Manager of the Commercial Crew Program, Kathy Lueders, is featured on Episode 49 of “Houston We Have a Podcast.” The episode discusses a brief history of the space program, how it started, and where it is now. Lueders talks about two commercial partners, Boeing and SpaceX, and the work they are doing to design, build and launch new spacecraft that will carry our astronauts to and from the International Space Station. You can listen here: https://go.nasa.gov/2JOqEHU
Expedition 56 Commander Drew Feustel and Flight Engineer Ricky Arnold of NASA completed the sixth spacewalk at the International Space Station this year at 2:55 p.m. EDT, lasting 6 hours, 49 minutes. The two astronauts installed new high-definition cameras that will provide enhanced views during the final phase of approach and docking of the SpaceX Crew Dragon and Boeing Starliner commercial crew spacecraft that will soon begin launching from American soil.
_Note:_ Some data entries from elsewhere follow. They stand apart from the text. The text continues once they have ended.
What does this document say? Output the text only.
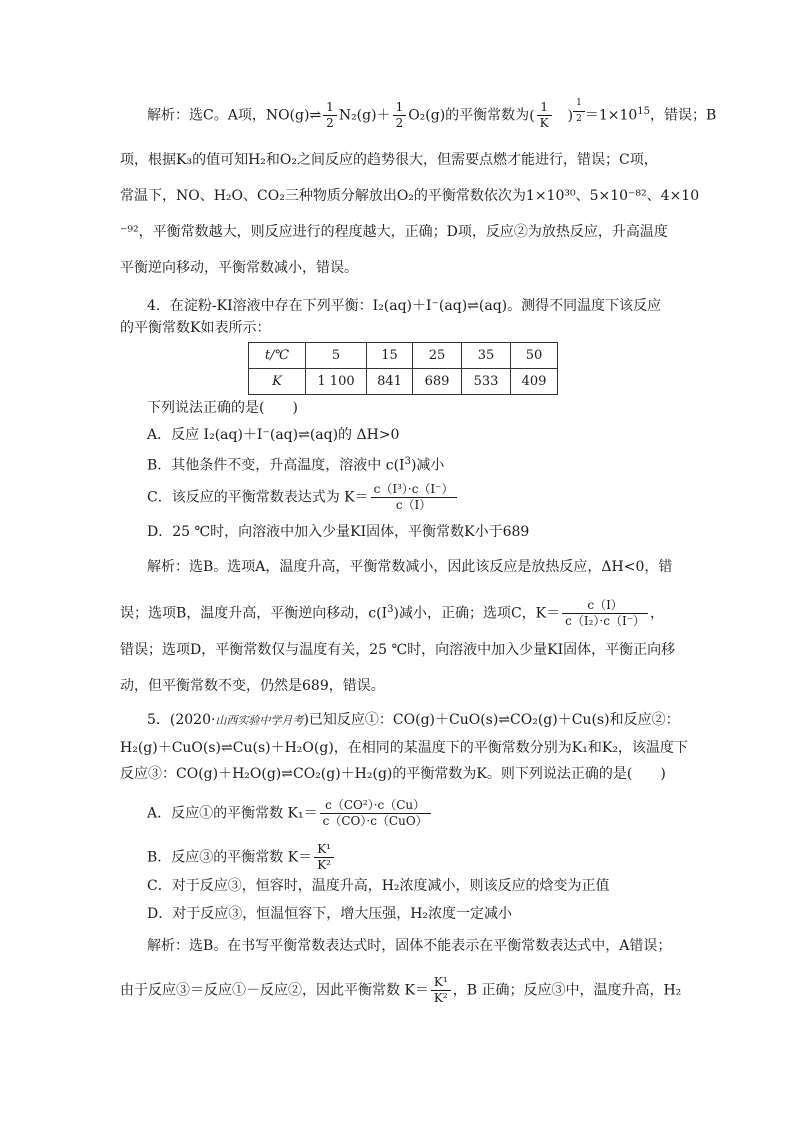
解析：选C。A项，NO(g)⇌ $\frac{1}{2} N_2(g)+ \frac{1}{2} O_2(g)$的平衡常数为( $\frac{1}{K}$ 　) $^{\frac{1}{2}} =1\times 10^{15}$，错误；B
项，根据K₃的值可知H₂和O₂之间反应的趋势很大，但需要点燃才能进行，错误；C项，
常温下，NO、H₂O、CO₂三种物质分解放出O₂的平衡常数依次为1×10³⁰、5×10⁻⁸²、4×10
⁻⁹²，平衡常数越大，则反应进行的程度越大，正确；D项，反应②为放热反应，升高温度
平衡逆向移动，平衡常数减小，错误。
4．在淀粉-KI溶液中存在下列平衡：I₂(aq)＋I⁻(aq)⇌(aq)。测得不同温度下该反应
的平衡常数K如表所示：
t/℃	5	15	25	35	50
K	1 100	841	689	533	409
下列说法正确的是(　　)
A．反应 I₂(aq)＋I⁻(aq)⇌(aq)的 ΔH>0
B．其他条件不变，升高温度，溶液中 $c(I^3)$减小
C．该反应的平衡常数表达式为 $K= \frac{\text{c（I³）·c（I⁻）}}{c(I)}$
D．25 ℃时，向溶液中加入少量KI固体，平衡常数K小于689
解析：选B。选项A，温度升高，平衡常数减小，因此该反应是放热反应，ΔH<0，错
误；选项B，温度升高，平衡逆向移动，$c(I^3)$减小，正确；选项C，$K= \frac{c(I)}{\text{c（I₂）·c（I⁻）}}$ ，
错误；选项D，平衡常数仅与温度有关，25 ℃时，向溶液中加入少量KI固体，平衡正向移
动，但平衡常数不变，仍然是689，错误。
5．(2020·山西实验中学月考)已知反应①：CO(g)＋CuO(s)⇌CO₂(g)＋Cu(s)和反应②：
H₂(g)＋CuO(s)⇌Cu(s)＋H₂O(g)，在相同的某温度下的平衡常数分别为K₁和K₂，该温度下
反应③：CO(g)＋H₂O(g)⇌CO₂(g)＋H₂(g)的平衡常数为K。则下列说法正确的是(　　)
A．反应①的平衡常数 $K_1= \frac{\text{c（CO²）·c（Cu）}}{\text{c（CO）·c（CuO）}}$
B．反应③的平衡常数 $K= \frac{\text{K¹}}{\text{K²}}$
C．对于反应③，恒容时，温度升高，H₂浓度减小，则该反应的焓变为正值
D．对于反应③，恒温恒容下，增大压强，H₂浓度一定减小
解析：选B。在书写平衡常数表达式时，固体不能表示在平衡常数表达式中，A错误；
由于反应③＝反应①－反应②，因此平衡常数 $K= \frac{\text{K¹}}{\text{K²}}$ ，B 正确；反应③中，温度升高，H₂
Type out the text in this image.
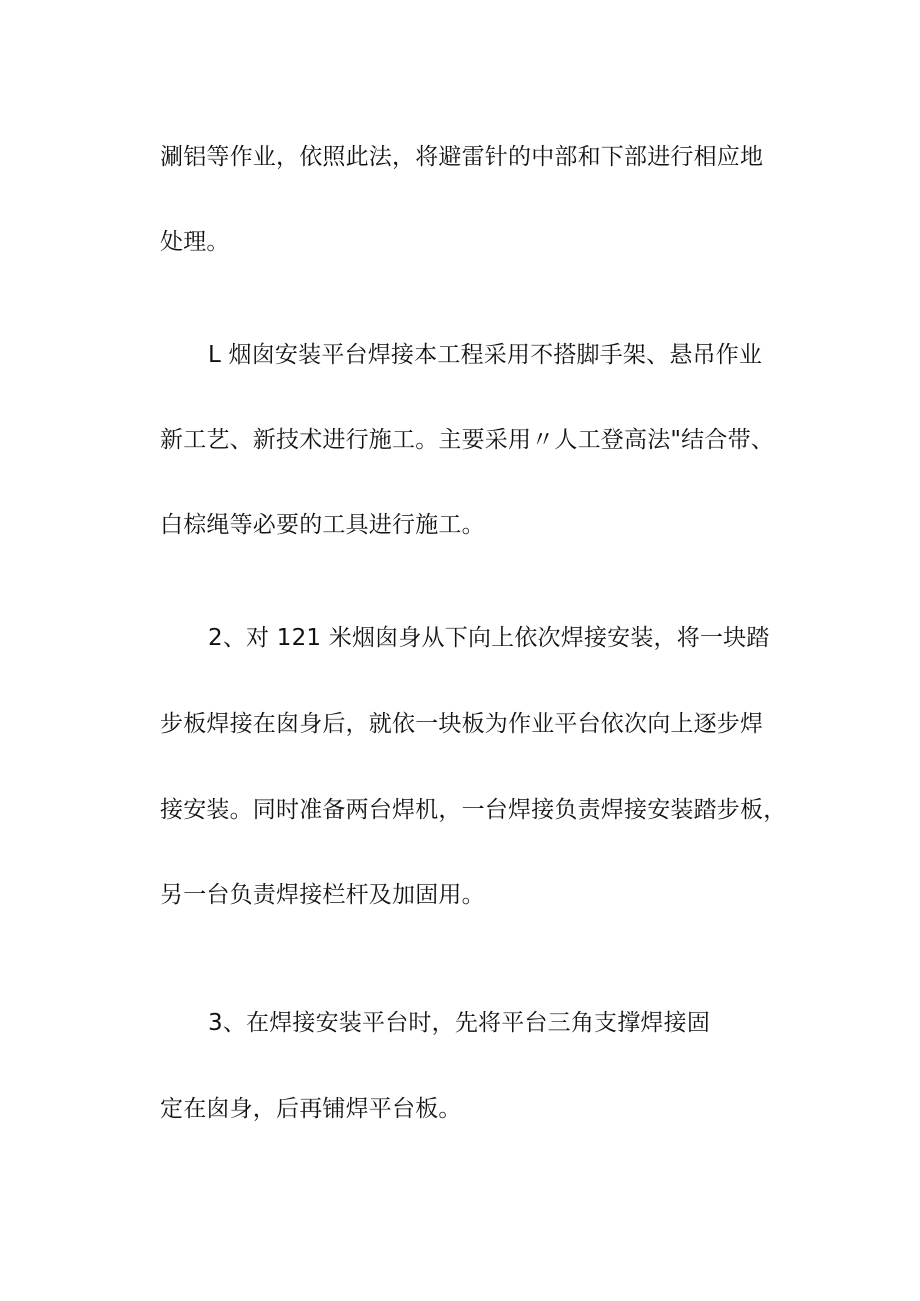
涮铝等作业，依照此法，将避雷针的中部和下部进行相应地
处理。
L 烟囱安装平台焊接本工程采用不搭脚手架、悬吊作业
新工艺、新技术进行施工。主要采用〃人工登高法"结合带、
白棕绳等必要的工具进行施工。
2、对 121 米烟囱身从下向上依次焊接安装，将一块踏
步板焊接在囱身后，就依一块板为作业平台依次向上逐步焊
接安装。同时准备两台焊机，一台焊接负责焊接安装踏步板，
另一台负责焊接栏杆及加固用。
3、在焊接安装平台时，先将平台三角支撑焊接固
定在囱身，后再铺焊平台板。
They also swapped a camera assembly on the starboard truss of the station, closed an aperture door on an external environmental imaging experiment outside the Japanese Kibo module, and completed two additional tasks to relocate a grapple bar to aid future spacewalkers and secured some gear associated with a spare cooling unit housed on the station’s truss.
Tune into NASA TV now to watch NASA astronauts Ricky Arnold and Drew Feustel install new high-definition cameras on the International Space Station. The cameras will give NASA enhanced views of the next generation of commercial American spacecraft as they approach and dock to the space station during upcoming flight tests. Boeing’s CST-100 Starliner and SpaceX’s Crew Dragon will begin launching from U.S. soil later this year, and will each carry out an uncrewed flight test before putting astronauts on board. To enable the enhanced views, the two spacewalkers are installing brackets and the cameras near the international docking adapter mated to the front end of the station’s Harmony module. They also routed the ethernet and power cables to connect the cameras to the station. The booms holding the cameras also expand the wireless network at the orbiting laboratory.